When Two States, California and Deseret, Laid Claim to Los Angeles
For a brief time, mapmakers couldn't decide which state Los Angeles belonged to.
In December 1849, two self-proclaimed states began governing vast swaths of what had been Alta California, the land the United States had recently pried by conquest from Mexico.
In December 1849, two self-proclaimed states began governing vast swaths of what had been Alta California, the land the United States had recently pried by conquest from Mexico.
The State of California (Peter Hardeman Burnett, governor), its legislature seated in San Jose, claimed the Pacific coast south from the Oregon Territory to the border with Mexico.
The State of Deseret (Brigham Young, governor), its general assembly seated in the Great Salt Lake City, claimed the vast interior deserts of the Great Basin and Colorado River watersheds.
Generally, these states' boundaries -- drawn by delegates to their respective constitutional conventions -- neatly divided the conquered territory, their border roughly running along the Sierra Nevada. But there was one place they overlapped: the land we know today as Southern California.
Both states sprang forth from a political void. Alta California had been under U.S. military occupation since January 1847 -- a situation that persisted even after the formal end of the Mexican-American War in March 1848 as Congress, paralyzed by the question of slavery in the newly acquired lands, failed to provide for a civilian territorial government. In villages like Los Angeles and San Diego alcaldes still governed in the old Hispanic tradition, and many Indian tribes remained effectively independent. But by 1849 the province's newly arrived American residents bristled at the lack of representative government at the regional level.
At California's constitutional convention (which met, incidentally, with the blessing of the military governor, Brigadier General Bennett Riley), delegates wanted to draw borders that would secure immediate admission into the Union. They therefore limited themselves to the populated coastal regions and the mineral-rich Sierra Nevada. Incorporating the vast interior reaches beyond the Sierra risked alienating pro-slavery Southerners in Congress, who might want to carve the land into slave states to offset the admission of California, a free state. Delegates also noted the 20,000 Mormons living in the Salt Lake Valley who were not represented at the convention and, in any case, practiced a "peculiar religion."
Those Latter-day Saints, meanwhile, convened a constitutional convention of their own, proposing a state of Deseret whose boundaries reflected different goals. The Mormon settlers had fled persecution, first in Missouri and then in Illinois, where a mob murdered church founder Joseph Smith. Smith's successor, Brigham Young, led them to the Salt Lake Valley. There Young and his followers hoped to establish a self-sufficient Mormon empire that would receive converts from around the world and, through a political system controlled by church leadership, shield them from further persecution.

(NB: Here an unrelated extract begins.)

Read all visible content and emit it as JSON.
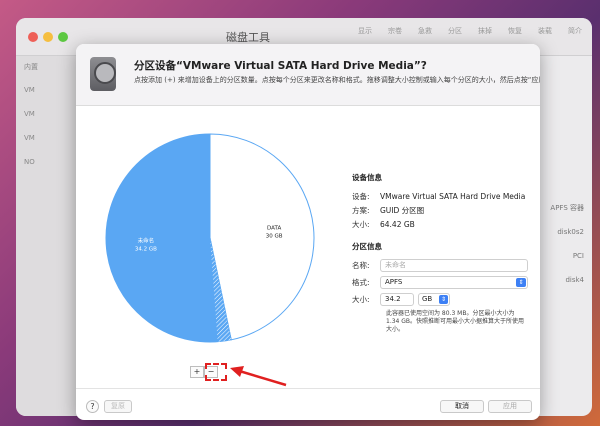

Deseret's boundaries reflected these hopes. The provisional state sprawled across the arid Great Basin to capture the sparsely distributed farmland, water, and other natural resources Young's scouts had surveyed. And it carved out a piece of Alta California's southern coast, where overland wagon trails and supply routes could reach the sea and connect Deseret with the outside world.
Though the overlapping boundaries may have confounded mapmakers (the German map below incorrectly excluded Los Angeles from Deseret's boundaries), residents were not so confused. Without even considering Deseret's rival claim, the villages of Los Angeles and San Diego incorporated as municipalities under the state of California in the spring of 1850.
Eventually, Congress resolved the border conflict with the Compromise of 1850, when it admitted California to the Union and rejected Deseret's application, creating instead a Territory of Utah with a more modest footprint. (Brigham Young would serve as the territory's first governor.) In its last act, Deseret's General Assembly dissolved the unrecognized state on March 28, 1851.
By then, 437 Mormon colonists were already making the arduous cross-desert journey to found the town of San Bernardino -- a settlement that, even they would admit, resided within the state of California.